Terni: «Ha un tumore». Gli tolgono la prostata e poi scopre che stava bene. Vince la causa e l’ospedale fa appello

La vicenda di un 62enne portata alla ribalta da Il Messaggero. L’avvocato: «Dal ‘Santa Maria’ nessuno lo aveva informato dell’errore»

Condividi questo articolo su

Da quasi otto anni vive senza la prostata per un banale errore materiale – lo scambio di un vetrino di una biopsia – con tutto ciò che ne consegue in termini di funzionalità e salute. Lui di anni ne ha 62, si chiama Marcello – la sua storia l’ha raccontata Nicoletta Gigli sul quotidiano Il Messaggero – ed è di Terni. pensava di avere un tumore, dopo l’esito di quelle analisi datate febbraio 2015. Invece stava bene ma lo aveva scoperto solo a novembre dello stesso anno, dopo che ad agosto gli era stata asportata la prostata. A dirglielo, però, non era stato l’ospedale, bensì la ‘controparte’: colui che il tumore lo aveva davvero ma che, a causa dello scambio dei campioni, era convinto di stare bene. Quest’ultimo era stato informato dall’azienda ospedaliera ‘Santa Maria’ (almeno quello), mentre Marcello no. Risiede soprattutto qui, più che nell’errore materiale commesso, l’amarezza del 62enne.

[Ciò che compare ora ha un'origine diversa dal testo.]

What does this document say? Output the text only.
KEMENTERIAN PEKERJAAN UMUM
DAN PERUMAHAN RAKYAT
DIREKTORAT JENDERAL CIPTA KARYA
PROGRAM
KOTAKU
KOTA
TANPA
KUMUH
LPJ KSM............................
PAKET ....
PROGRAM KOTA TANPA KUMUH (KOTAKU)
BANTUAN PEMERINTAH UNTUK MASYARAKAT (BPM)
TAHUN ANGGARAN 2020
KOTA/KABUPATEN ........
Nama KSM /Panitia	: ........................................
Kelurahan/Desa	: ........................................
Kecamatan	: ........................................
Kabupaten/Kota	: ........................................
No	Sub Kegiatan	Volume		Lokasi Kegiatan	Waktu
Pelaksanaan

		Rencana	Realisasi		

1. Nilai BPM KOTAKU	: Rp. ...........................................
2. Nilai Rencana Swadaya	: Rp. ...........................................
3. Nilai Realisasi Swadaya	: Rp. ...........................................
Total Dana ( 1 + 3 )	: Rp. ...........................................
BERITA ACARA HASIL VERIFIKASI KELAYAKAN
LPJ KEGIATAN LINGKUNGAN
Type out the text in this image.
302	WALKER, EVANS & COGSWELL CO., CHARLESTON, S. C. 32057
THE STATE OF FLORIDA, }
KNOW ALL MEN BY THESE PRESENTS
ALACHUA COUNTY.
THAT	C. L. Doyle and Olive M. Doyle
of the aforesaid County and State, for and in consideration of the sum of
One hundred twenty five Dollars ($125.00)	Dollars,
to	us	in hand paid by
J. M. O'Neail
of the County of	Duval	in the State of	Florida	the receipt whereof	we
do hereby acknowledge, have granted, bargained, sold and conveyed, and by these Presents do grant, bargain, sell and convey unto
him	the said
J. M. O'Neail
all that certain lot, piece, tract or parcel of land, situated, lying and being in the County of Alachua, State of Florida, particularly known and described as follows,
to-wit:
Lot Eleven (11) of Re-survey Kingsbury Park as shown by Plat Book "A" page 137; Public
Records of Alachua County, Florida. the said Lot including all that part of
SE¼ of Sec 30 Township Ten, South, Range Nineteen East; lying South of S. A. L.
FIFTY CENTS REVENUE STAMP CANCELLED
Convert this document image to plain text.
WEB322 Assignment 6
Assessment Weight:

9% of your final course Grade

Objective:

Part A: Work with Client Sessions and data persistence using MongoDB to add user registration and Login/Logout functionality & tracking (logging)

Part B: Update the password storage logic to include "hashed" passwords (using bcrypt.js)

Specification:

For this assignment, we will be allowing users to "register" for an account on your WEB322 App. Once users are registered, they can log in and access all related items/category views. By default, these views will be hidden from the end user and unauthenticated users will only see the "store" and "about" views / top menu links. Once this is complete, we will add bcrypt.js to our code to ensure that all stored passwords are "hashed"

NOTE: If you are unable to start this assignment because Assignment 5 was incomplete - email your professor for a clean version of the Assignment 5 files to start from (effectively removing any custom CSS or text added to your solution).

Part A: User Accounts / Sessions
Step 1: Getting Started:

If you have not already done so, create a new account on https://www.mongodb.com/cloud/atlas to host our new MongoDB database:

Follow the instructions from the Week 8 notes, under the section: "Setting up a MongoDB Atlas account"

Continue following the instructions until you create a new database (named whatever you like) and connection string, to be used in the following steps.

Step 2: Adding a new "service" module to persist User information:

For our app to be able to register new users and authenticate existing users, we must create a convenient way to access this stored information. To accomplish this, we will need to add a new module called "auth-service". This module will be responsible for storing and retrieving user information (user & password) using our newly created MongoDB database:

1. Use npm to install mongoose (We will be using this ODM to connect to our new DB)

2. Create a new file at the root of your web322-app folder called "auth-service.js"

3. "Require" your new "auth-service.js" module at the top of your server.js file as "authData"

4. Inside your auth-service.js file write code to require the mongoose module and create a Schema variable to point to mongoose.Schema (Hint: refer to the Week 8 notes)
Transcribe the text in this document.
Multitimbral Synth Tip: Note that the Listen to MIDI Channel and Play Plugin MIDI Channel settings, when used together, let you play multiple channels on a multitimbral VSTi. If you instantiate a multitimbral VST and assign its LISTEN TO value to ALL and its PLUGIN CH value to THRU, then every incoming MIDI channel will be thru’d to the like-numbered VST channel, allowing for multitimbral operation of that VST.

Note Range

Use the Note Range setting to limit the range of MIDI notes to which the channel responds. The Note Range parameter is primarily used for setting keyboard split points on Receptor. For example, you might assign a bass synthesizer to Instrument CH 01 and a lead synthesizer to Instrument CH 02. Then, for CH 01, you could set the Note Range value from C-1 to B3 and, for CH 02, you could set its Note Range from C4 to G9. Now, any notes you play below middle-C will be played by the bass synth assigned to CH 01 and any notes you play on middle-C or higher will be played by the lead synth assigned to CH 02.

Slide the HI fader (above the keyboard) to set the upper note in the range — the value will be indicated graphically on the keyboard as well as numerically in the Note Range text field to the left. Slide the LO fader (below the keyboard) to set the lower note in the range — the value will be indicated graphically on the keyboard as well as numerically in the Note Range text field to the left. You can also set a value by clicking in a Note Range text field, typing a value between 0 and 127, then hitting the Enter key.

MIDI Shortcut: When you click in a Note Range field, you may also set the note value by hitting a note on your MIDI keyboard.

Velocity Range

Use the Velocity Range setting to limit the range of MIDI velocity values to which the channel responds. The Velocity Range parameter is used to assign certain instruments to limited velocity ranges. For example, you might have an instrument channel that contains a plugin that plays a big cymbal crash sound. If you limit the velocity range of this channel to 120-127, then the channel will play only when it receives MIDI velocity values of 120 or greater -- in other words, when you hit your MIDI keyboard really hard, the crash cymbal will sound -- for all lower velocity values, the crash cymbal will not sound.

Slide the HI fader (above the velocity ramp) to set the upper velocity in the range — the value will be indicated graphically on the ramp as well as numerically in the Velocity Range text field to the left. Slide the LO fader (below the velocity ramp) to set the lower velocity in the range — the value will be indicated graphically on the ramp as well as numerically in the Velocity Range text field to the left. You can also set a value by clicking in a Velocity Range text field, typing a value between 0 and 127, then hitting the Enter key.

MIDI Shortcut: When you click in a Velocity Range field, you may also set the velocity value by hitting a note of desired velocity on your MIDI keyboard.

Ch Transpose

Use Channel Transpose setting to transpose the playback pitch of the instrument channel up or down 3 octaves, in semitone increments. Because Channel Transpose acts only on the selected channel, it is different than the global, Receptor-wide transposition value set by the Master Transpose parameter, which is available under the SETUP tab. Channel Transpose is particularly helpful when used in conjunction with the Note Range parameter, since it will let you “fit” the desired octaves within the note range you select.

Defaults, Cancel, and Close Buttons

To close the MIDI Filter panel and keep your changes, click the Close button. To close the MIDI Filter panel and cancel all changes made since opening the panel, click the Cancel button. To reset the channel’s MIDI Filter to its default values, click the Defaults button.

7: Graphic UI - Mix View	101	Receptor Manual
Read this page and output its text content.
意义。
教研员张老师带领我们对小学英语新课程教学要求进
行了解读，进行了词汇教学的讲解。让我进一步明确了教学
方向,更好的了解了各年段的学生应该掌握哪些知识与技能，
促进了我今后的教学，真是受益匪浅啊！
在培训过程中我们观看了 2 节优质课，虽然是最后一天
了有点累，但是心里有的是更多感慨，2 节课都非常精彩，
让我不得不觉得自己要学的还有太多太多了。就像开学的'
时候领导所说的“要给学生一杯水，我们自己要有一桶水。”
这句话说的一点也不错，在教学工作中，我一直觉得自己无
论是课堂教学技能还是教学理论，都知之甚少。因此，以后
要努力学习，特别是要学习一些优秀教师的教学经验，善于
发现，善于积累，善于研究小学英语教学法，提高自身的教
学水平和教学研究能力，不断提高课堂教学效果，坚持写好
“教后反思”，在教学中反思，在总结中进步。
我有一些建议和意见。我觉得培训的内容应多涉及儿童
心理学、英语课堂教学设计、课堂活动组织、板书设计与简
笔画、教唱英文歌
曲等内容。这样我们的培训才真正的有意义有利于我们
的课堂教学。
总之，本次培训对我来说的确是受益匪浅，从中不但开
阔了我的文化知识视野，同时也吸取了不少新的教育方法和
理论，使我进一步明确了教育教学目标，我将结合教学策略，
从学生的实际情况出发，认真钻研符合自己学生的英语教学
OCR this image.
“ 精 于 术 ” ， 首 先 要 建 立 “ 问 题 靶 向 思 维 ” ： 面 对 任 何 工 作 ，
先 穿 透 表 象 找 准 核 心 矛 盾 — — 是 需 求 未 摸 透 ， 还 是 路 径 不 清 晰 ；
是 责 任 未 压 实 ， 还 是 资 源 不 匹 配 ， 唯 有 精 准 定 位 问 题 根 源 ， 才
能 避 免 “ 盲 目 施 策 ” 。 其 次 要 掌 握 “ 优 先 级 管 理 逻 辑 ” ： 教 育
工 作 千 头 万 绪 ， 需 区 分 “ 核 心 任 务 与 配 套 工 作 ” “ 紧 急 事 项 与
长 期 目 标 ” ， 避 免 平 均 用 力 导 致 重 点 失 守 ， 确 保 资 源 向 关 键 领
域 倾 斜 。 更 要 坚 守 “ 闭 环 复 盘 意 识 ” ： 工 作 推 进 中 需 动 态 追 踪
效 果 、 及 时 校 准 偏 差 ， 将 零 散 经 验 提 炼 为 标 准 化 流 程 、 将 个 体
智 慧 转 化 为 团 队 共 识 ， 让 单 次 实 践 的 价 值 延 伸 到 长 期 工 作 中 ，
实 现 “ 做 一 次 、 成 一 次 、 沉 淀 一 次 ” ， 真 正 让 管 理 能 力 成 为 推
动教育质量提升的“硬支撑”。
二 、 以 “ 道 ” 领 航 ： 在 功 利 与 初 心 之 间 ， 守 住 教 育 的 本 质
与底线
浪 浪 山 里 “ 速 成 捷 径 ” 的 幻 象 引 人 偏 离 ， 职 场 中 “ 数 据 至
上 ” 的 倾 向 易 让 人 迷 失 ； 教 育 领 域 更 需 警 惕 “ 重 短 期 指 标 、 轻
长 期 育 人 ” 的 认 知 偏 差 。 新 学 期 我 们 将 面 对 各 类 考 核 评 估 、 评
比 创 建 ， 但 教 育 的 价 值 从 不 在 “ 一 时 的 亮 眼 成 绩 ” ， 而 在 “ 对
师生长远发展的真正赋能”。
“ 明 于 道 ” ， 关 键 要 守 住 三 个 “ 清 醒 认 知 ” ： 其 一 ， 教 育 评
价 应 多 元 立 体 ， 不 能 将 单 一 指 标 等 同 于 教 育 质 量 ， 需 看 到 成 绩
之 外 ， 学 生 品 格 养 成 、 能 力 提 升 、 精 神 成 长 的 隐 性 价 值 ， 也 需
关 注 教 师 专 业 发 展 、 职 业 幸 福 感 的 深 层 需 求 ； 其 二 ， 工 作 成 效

L’ospedale ammette ma fa appello

Di recente il tribunale civile di Terni gli ha riconosciuto un risarcimento di quasi 400 mila euro – e poco più di 30 mila alla compagna – per quanto accaduto. Soldi che l’ospedale ‘Santa Maria’ – pur avendo ammesso l’errore compiuto da un proprio dipendente – non intende liquidare, considerando che non ha mai formulato offerte risarcitorie e, anzi, ha impugnato in appello la sentenza sia per ciò che attiene la responsabilità che la quantificazione del danno. Così Marcello per ora non ha visto un euro del risarcimento stabilito dal giudice di prima istanza Luca Ponzillo. «Di fatto – spiega il suo legale, l’avvocato Luca Conti del foro di Rieti – il mio assistito ha scoperto tutto per caso, informato dal paziente che il carcinoma, invece, lo aveva per davvero. Tant’è che Marcello aveva continuato a sottoporsi agli accertamenti per verificare eventuali recidive. Certo, l’atteggiamento dell’ospedale di fronte ad un evento avverso, il classico ‘errore umano’ emerso con chiarezza e anche ammesso dalla stessa azienda, ci lascia perplessi. Mi chiedo: ma le istituzioni stanno dalla parte dei cittadini?». Precedentemente – era il dicembre del 2021 – il giudice del tribunale di Terni, Biancamaria Bertan, aveva condannato il medico analista – pena inferiore ad un anno – che aveva materialmente scambiato i campioni, innescando involontariamente la situazione. Una condanna confermata in appello, nell’ottobre dello scorso anno, con revisione delle provvisionali fissate in primo grado: da 100 a 50 mila euro per il 62enne ternano, da 20 a 10 mila per la compagna.